当前位置:网站首页>Snappy format parsing
Snappy format parsing
2022-06-22 03:35:00 【A rainy spring night】
(Owed by: Happy rain in spring night http://blog.csdn.net/chunyexiyu Personal essay )
Reference resources :https://en.wikipedia.org/wiki/Snappy_(compression)
executive summary
snappy yes google An open source compression method , Use and lz4 Close to , It is mainly used for high-speed compression and decompression .
snappy The compressed string encoding form is as follows :
- Original string length (7bit Significant bit compression shaping );
- (1-N) 00 Type string /01 Type string /10 Type string /11 Type string : These types appear one after the other based on needs .
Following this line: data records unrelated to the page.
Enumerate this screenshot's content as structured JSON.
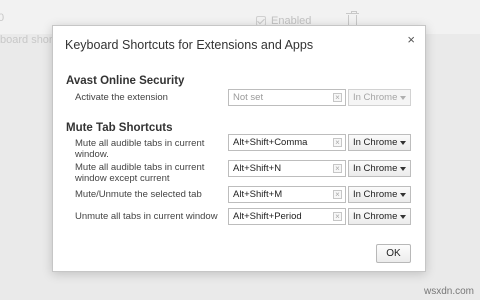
{
  "background": {
    "fragment_top": "0",
    "fragment_left": "board shortcuts",
    "enabled_label": "Enabled"
  },
  "dialog": {
    "title": "Keyboard Shortcuts for Extensions and Apps",
    "close_glyph": "×",
    "ok_label": "OK"
  },
  "sections": [
    {
      "title": "Avast Online Security",
      "rows": [
        {
          "label": "Activate the extension",
          "shortcut": "",
          "placeholder": "Not set",
          "scope": "In Chrome",
          "enabled": false
        }
      ]
    },
    {
      "title": "Mute Tab Shortcuts",
      "rows": [
        {
          "label": "Mute all audible tabs in current window.",
          "shortcut": "Alt+Shift+Comma",
          "scope": "In Chrome",
          "enabled": true
        },
        {
          "label": "Mute all audible tabs in current window except current",
          "shortcut": "Alt+Shift+N",
          "scope": "In Chrome",
          "enabled": true
        },
        {
          "label": "Mute/Unmute the selected tab",
          "shortcut": "Alt+Shift+M",
          "scope": "In Chrome",
          "enabled": true
        },
        {
          "label": "Unmute all tabs in current window",
          "shortcut": "Alt+Shift+Period",
          "scope": "In Chrome",
          "enabled": true
        }
      ]
    }
  ],
  "watermark": "wsxdn.com",
  "icons": {
    "clear": "clear-x-icon",
    "close": "close-icon",
    "dropdown": "chevron-down-icon"
  }
}
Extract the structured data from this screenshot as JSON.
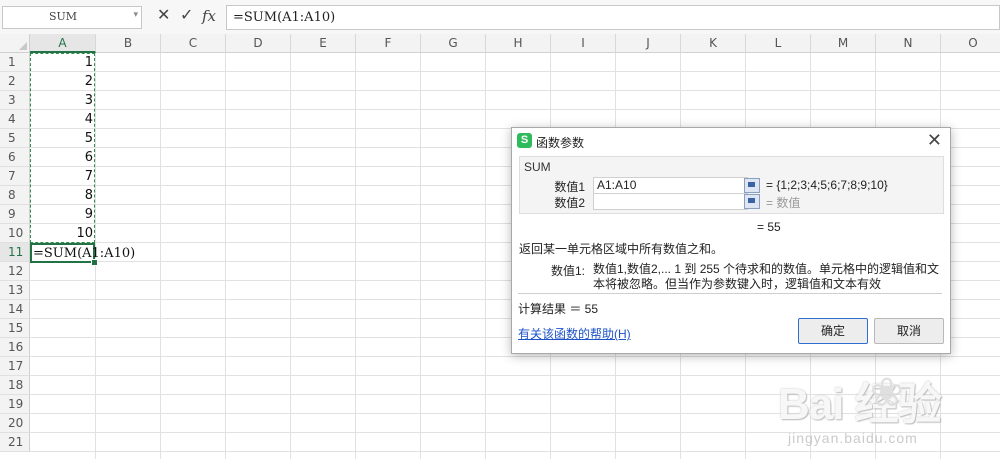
{
  "formula_bar": {
    "name_box": "SUM",
    "cancel_icon": "✕",
    "confirm_icon": "✓",
    "fx_label": "fx",
    "formula": "=SUM(A1:A10)"
  },
  "sheet": {
    "columns": [
      "A",
      "B",
      "C",
      "D",
      "E",
      "F",
      "G",
      "H",
      "I",
      "J",
      "K",
      "L",
      "M",
      "N",
      "O"
    ],
    "rows": [
      "1",
      "2",
      "3",
      "4",
      "5",
      "6",
      "7",
      "8",
      "9",
      "10",
      "11",
      "12",
      "13",
      "14",
      "15",
      "16",
      "17",
      "18",
      "19",
      "20",
      "21"
    ],
    "column_a_values": [
      "1",
      "2",
      "3",
      "4",
      "5",
      "6",
      "7",
      "8",
      "9",
      "10"
    ],
    "active_cell_text": "=SUM(A1:A10)"
  },
  "dialog": {
    "logo": "S",
    "title": "函数参数",
    "close_icon": "✕",
    "function_name": "SUM",
    "arg1_label": "数值1",
    "arg1_value": "A1:A10",
    "arg1_result": "= {1;2;3;4;5;6;7;8;9;10}",
    "arg2_label": "数值2",
    "arg2_value": "",
    "arg2_result": "= 数值",
    "result_line": "= 55",
    "description": "返回某一单元格区域中所有数值之和。",
    "param_label": "数值1:",
    "param_text": "数值1,数值2,... 1 到 255 个待求和的数值。单元格中的逻辑值和文本将被忽略。但当作为参数键入时，逻辑值和文本有效",
    "calc_result": "计算结果 ＝ 55",
    "help_link": "有关该函数的帮助(H)",
    "ok_label": "确定",
    "cancel_label": "取消"
  },
  "watermark": {
    "brand": "Bai  经验",
    "url": "jingyan.baidu.com"
  }
}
and lz The difference is ,snappy First, the original string length is saved , Then the compressed data content ;
This is convenient for decompression , Read the original length when decompressing , Directly allocate the memory size and length according to this , Used for storing decompressed data .
00/01/10/11 String type description
snappy Format compressed string , The first is to save the following 7bits Length of storage , Then is 4 The expression of the type in .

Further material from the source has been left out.